In this article, we will explore different NLP operations and functions which can be performed using polyglot.
Implementation:
Like any other python library, we will install polyglot using pip install polyglot.
- Importing Required Libraries
We will import polyglot and explore its different functionalities. All functionalities will be imported as and when required.
- Performing Operation on Data
Before performing different operations on our data, let us first initialize some text which we will use for performing different functions on.

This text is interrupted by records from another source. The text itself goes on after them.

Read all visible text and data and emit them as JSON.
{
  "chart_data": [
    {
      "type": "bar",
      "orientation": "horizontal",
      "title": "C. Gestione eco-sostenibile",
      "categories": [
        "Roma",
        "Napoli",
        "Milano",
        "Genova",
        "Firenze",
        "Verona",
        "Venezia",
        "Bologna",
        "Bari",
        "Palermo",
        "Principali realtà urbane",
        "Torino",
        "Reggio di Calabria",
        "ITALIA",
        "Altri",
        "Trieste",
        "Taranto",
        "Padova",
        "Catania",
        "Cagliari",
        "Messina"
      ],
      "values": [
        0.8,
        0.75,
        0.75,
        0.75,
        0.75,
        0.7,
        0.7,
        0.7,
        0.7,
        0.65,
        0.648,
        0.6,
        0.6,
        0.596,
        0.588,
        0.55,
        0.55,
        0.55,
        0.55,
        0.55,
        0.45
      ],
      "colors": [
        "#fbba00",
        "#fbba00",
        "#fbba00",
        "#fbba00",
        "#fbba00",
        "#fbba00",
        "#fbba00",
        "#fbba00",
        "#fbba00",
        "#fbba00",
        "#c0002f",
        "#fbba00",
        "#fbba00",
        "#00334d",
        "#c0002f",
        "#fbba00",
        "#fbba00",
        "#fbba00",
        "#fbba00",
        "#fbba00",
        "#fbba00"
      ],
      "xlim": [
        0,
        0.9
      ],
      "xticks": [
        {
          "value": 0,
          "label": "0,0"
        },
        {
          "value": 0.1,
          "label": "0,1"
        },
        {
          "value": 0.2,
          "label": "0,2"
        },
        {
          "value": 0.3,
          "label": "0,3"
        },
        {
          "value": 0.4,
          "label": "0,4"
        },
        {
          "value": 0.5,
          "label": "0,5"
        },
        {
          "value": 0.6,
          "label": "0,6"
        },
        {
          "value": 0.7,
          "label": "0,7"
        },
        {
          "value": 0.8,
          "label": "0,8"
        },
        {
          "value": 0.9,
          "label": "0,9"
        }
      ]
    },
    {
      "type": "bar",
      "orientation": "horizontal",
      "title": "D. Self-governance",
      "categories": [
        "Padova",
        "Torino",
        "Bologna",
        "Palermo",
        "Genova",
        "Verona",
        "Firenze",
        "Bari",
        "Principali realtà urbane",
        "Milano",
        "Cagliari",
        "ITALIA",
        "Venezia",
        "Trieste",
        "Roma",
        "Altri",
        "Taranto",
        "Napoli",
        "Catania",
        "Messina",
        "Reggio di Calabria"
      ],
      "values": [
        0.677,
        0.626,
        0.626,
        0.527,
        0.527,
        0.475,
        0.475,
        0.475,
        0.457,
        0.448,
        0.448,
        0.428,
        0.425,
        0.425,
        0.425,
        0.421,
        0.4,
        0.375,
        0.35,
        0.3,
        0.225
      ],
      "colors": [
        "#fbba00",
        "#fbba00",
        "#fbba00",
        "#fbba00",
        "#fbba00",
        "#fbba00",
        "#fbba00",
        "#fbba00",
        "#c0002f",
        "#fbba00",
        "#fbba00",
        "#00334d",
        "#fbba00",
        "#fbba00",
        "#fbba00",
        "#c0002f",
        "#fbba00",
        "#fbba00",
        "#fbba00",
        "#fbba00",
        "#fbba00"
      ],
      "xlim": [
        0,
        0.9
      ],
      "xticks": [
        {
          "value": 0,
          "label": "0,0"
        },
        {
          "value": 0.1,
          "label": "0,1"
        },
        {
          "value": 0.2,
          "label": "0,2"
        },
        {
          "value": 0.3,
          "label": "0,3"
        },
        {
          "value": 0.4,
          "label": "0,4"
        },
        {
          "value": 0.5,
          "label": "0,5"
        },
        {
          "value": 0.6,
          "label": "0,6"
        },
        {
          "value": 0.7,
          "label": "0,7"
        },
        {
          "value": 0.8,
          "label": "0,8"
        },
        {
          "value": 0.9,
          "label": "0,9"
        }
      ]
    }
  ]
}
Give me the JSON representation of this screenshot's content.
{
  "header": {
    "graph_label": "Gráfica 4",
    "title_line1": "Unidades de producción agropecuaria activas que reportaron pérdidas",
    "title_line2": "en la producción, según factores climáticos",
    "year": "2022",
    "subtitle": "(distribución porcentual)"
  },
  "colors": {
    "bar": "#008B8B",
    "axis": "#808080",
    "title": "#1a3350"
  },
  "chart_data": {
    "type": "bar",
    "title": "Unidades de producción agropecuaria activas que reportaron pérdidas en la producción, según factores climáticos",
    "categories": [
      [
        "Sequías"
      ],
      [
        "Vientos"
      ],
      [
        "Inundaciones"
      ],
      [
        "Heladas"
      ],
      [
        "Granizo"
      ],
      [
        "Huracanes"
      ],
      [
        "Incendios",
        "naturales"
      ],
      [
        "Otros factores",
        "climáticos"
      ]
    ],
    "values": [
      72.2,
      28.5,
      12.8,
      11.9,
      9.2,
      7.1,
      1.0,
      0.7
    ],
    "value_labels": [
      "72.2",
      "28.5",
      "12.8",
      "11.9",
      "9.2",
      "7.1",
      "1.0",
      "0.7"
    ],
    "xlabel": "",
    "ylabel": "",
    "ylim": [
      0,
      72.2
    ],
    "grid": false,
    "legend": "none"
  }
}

init = '''Analytics India Magazine chronicles technological progress in the space of analytics, artificial intelligence, data science & big data by highlighting the innovations, players, and challenges shaping the future of India through promotion and discussion of ideas and thoughts by smart, ardent, action-oriented individuals who want to change the world.'''
- Language Detection
Polyglot can identify the language of the text passed to it using the language function. Let us see how to use it.
detect = Detector(init)
print(detect.language)
- Tokenize
In tokenize, we can print the wordlist which is the words that are there in the text used as well as the sentences which are there in the text.
from polyglot.text import Text
text = Text(init)
text.words
text.sentences
- POS Tagging
Parts of speech tagging is used to identify the syntactic functionality of word occurrence.
from polyglot.mapping import Embedding
text.pos_tags
- Named Entity Extraction
It extracts phrases from the plain text that are entities like location, person, and organizations.
text.entities
Let us try this with some more texts.
init1 = '''Hello my name is Himanshu Sharma and I am from India'''
text = Text(init1)
text.entities
- Morphological analysis
It defines the regularities behind word formation in human language. Let us see how to use it.
from polyglot.text import Word
words = ["programming", "parallel", "inevitable", "beautiful"]
for w in words:
w = Word(w, language="en")
print(w, w.morphemes)
- Sentiment Analysis
It is used to find out the polarity of the text.
text = Text("The new economic policies are quite good.")
for w in text.words:
print(w, w.polarity)
These are some of the NLP operations which we can perform using polyglot.
Conclusion:
In this article we saw how polyglot can be used to detect the language we are using in a particular text, followed by the tokenization in words and sentences. We saw how we can use named entity recognition and sentiment analysis. Polyglot is easy to use and can be used for a variety of od NLP operations.